CRITICAL: ALWAYS validate using devops-skills:jenkinsfile-validator skill:

1. Generate Jenkinsfile
2. Invoke devops-skills:jenkinsfile-validator skill
3. Handle validation results by severity:
   • ERRORS: MUST fix before presenting to user - these break the pipeline
   • WARNINGS: SHOULD fix - these indicate potential issues
   • INFO/SUGGESTIONS: Consider applying based on use case:
     • failFast true for parallel blocks → apply by default
     • Build triggers → ask user if they want automated builds
     • Other optimizations → apply if they improve the pipeline
4. Re-validate after fixes
5. Only present validated Jenkinsfiles to user

Validation commands:

# Full validation (syntax + security + best practices)
bash ../jenkinsfile-validator/scripts/validate_jenkinsfile.sh Jenkinsfile

# Syntax only (fastest)
bash ../jenkinsfile-validator/scripts/validate_jenkinsfile.sh --syntax-only Jenkinsfile

Generator Scripts

When to use scripts vs manual generation:

• Use scripts for: Simple, standard pipelines with common patterns (basic CI, straightforward CD)
• Use manual generation for: Complex pipelines with multiple features (parallel tests + security scanning + Docker + K8s deployments), custom logic, or non-standard requirements

Script Arguments: Required vs Optional

• generate_declarative.py
• Required: --output
• Optional: --stages, --agent, --build-tool, --build-cmd, --test-cmd, --deploy-*, --notification-*, --archive-artifacts, --k8s-yaml
• Notes:
• --k8s-yaml accepts either inline YAML content or a path to an existing .yaml/.yml file.
• Stage keys are validated ([a-z0-9_-]) and shell commands are emitted as escaped Groovy literals.
• generate_scripted.py
• Required: --output
• Optional: stage/agent/SCM/notification parameters depending on requested pipeline features.
• generate_shared_library.py
• Required: --name
• Optional: --package, --output
• Shared library deployment helper now includes explicit rollout target (deployment/<name>) and notification helper emits valid HTML email bodies.

# Declarative (simple pipelines)
python3 scripts/generate_declarative.py --output Jenkinsfile --stages build,test,deploy --agent docker

# Scripted (simple pipelines)
python3 scripts/generate_scripted.py --output Jenkinsfile --stages build,test --agent label:linux

# Shared Library (always use script for scaffolding)
python3 scripts/generate_shared_library.py --name my-library --package com.example

Done Criteria

• Pipeline style selection (Declarative vs Scripted) is explicit and justified.
• Generated Jenkinsfiles pass smoke validation with executable validator commands.
• Parallel pipelines are fail-fast by default unless user explicitly requests otherwise.
• Custom stage names and shell commands are safely emitted (no unescaped Groovy literals).
• --k8s-yaml works with both inline YAML and existing file paths.
• Notification-enabled post blocks still archive artifacts when requested.
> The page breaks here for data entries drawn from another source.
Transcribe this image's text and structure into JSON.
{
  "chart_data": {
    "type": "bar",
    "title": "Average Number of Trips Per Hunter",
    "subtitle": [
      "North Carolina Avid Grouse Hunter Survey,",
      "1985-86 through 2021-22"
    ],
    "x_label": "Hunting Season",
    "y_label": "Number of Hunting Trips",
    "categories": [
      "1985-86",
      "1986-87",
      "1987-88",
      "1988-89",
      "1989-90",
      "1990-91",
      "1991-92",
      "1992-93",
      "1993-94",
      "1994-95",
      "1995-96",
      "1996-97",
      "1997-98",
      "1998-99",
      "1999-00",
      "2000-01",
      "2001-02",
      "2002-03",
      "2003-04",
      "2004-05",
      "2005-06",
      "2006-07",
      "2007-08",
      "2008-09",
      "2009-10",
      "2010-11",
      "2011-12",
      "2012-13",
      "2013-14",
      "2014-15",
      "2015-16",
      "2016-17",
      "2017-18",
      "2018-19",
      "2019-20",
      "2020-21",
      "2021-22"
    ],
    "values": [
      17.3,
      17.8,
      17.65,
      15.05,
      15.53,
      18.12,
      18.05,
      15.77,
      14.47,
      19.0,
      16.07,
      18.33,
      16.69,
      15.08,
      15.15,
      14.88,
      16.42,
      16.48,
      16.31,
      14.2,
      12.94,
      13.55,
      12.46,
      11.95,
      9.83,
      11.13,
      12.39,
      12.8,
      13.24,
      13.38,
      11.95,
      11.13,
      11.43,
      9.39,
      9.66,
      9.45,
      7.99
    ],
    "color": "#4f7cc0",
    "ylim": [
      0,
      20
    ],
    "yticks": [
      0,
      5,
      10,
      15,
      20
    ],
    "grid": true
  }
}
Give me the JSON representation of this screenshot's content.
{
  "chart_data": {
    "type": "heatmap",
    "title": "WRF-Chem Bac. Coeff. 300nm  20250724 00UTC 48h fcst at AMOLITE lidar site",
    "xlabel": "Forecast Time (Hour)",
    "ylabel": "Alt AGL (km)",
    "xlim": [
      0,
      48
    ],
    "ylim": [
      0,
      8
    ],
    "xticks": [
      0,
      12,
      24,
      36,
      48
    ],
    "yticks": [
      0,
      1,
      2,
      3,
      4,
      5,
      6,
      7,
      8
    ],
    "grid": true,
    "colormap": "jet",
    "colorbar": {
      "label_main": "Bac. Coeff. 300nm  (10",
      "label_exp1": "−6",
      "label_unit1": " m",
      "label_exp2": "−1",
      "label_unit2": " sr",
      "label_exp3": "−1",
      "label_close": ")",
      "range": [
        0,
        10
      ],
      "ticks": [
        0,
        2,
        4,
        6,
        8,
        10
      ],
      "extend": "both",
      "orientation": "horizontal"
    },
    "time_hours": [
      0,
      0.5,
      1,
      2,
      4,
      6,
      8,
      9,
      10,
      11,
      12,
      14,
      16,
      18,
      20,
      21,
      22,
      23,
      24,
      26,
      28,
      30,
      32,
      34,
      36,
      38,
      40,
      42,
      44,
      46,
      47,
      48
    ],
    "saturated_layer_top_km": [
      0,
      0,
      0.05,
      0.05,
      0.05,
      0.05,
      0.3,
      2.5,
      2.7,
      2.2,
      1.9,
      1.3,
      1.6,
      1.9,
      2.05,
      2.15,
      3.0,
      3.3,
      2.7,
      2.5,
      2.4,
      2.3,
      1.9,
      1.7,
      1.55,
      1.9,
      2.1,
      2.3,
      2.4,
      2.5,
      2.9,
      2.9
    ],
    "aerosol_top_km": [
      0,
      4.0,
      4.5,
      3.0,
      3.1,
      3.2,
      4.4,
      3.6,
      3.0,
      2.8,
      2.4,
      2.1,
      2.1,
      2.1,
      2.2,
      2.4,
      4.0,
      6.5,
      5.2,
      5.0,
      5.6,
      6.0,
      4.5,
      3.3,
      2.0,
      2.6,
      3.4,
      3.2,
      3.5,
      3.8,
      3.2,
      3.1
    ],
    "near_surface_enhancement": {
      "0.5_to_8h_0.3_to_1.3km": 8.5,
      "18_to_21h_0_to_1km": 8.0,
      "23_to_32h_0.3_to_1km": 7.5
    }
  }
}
Plugin Documentation Lookup

Always consult Context7 or WebSearch for:

• Plugins NOT covered in references/common_plugins.md
• Version-specific documentation requests
• Complex plugin configurations or advanced options
• When user explicitly asks for latest documentation

May skip external lookup when:

• Using basic plugin syntax already documented in references/common_plugins.md
• Simple, well-documented plugin steps (e.g., basic sh, checkout scm, junit)

Plugins covered in common_plugins.md: Git, Docker, Kubernetes, Credentials, JUnit, Slack, SonarQube, OWASP Dependency-Check, Email, AWS, Azure, HTTP Request, Microsoft Teams, Nexus, Artifactory, GitHub

Lookup methods (in order of preference):

1. Context7: mcp__context7__resolve-library-id with /jenkinsci/<plugin-name>-plugin
2. WebSearch: Jenkins [plugin-name] plugin documentation 2025
3. Official: plugins.jenkins.io, jenkins.io/doc/pipeline/steps/

References

• references/best_practices.md - Performance, security, reliability patterns
• references/common_plugins.md - Git, Docker, K8s, credentials, notifications
• assets/templates/ - Declarative and scripted templates
• devops-skills:jenkinsfile-validator skill - Syntax and best practices validation

Always prefer Declarative unless scripted flexibility is required.